DE VITO CITA TORTORA
È il 21 novembre, otto mesi dopo l’arresto, tre giorni dalla revoca dei domiciliari. Elegante, sollevato De Vito pronuncia le sue prime parole in aula: “Dunque, dove eravamo rimasti”, formulate in latino “Heri dicebamus”. Parole prese in prestito da Enzo Tortora al rientro dalla sua odissea giudiziaria, tanto per ribadire l’abbaglio di piazzale Clodio.
L’OPPOSIZIONE: “RIFLETTA BENE”
Le opposizioni, da sempre più garantiste, fanno sentire flebilmente la loro voce: “Rifletta sull’opportunità della sua permanenza alla guida dell’Aula”, è la voce che rimbalza. “Dobbiamo valutare per le dimissioni”, dice il consigliere Davide Bordoni, FI. Alzano appena i toni solo il capogruppo del Pd Giulio Pelonzi e di Fdi Andrea De Priamo: “Non ne facciamo una questione personale. Rappresenta la Capitale è giusto che lasci. È tuttora sotto processo per corruzione”.
STEFÀNO: “LA LEGGE LO CONSENTE, MA C’È ANCHE UNA QUESTIONE ETICA”

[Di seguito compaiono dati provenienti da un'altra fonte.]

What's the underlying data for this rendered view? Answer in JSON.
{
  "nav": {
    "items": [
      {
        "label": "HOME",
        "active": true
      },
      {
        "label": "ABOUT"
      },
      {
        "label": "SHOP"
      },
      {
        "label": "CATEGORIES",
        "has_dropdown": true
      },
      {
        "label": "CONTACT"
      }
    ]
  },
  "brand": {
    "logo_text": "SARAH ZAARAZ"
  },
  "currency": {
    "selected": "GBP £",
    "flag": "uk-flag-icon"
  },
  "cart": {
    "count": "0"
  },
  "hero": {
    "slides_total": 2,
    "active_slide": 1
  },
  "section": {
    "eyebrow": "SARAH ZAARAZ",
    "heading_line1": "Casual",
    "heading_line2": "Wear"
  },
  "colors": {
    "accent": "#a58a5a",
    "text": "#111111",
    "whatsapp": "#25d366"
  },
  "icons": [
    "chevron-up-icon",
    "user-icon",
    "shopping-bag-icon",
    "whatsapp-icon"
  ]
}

A sollevare la polemica ci pensa tra gli interni il consigliere 5stelle Enrico Stefàno, che per mesi lo ha sostituito alla presidenza dell’assemblea capitolina, fino alla decisione a luglio di dimettersi, visto che con De Vito formalmente in carica non aveva poteri. “Purtroppo”, ha premesso in aula e poi in un lungo post, “ho il difetto di essere coerente e di dire sempre quello che penso, finora non mi ha portato molta gloria, pazienza”. “Dal punto di vista umano non posso essere che contento per Marcello ed essere vicino a lui, felice che sia tornato in libertà”, chiarisce, “C’è però poi un punto di vista politico, di opportunità di rispetto verso le istituzioni. Il Presidente dell’Assemblea Capitolina è un ruolo terzo, super partes, imparziale, che per la sua natura deve essere al di sopra di ogni sospetto. Rappresenta tutta l’assemblea, che a sua volta rappresenta tutti i cittadini dato che i consiglieri sono eletti direttamente. È una delle massime cariche della città di Roma e la rappresenta nei più alti momenti istituzionali”. “Per questo” conclude “ho chiesto al Presidente, pubblicamente e mettendoci la faccia, in aula che deve essere sempre il luogo per esprimersi, se sia opportuno che lui ricopra questo ruolo in questo delicato momento e con un procedimento penale, con accuse gravi in corso. La legge glielo consente, ma non sempre, ciò che etico e giusto va di pari passo con la giustizia formale”. A parte Cristina Grancio, passata da tempo nel gruppo misto, che per protesta ha lasciato proprio l’aula, i grillini però non si sono sperticati in critiche e linciaggi, come ad esempio quelli riservati al sindaco Ignazio Marino per il caso scontrini, chiuso con una assoluzione piena.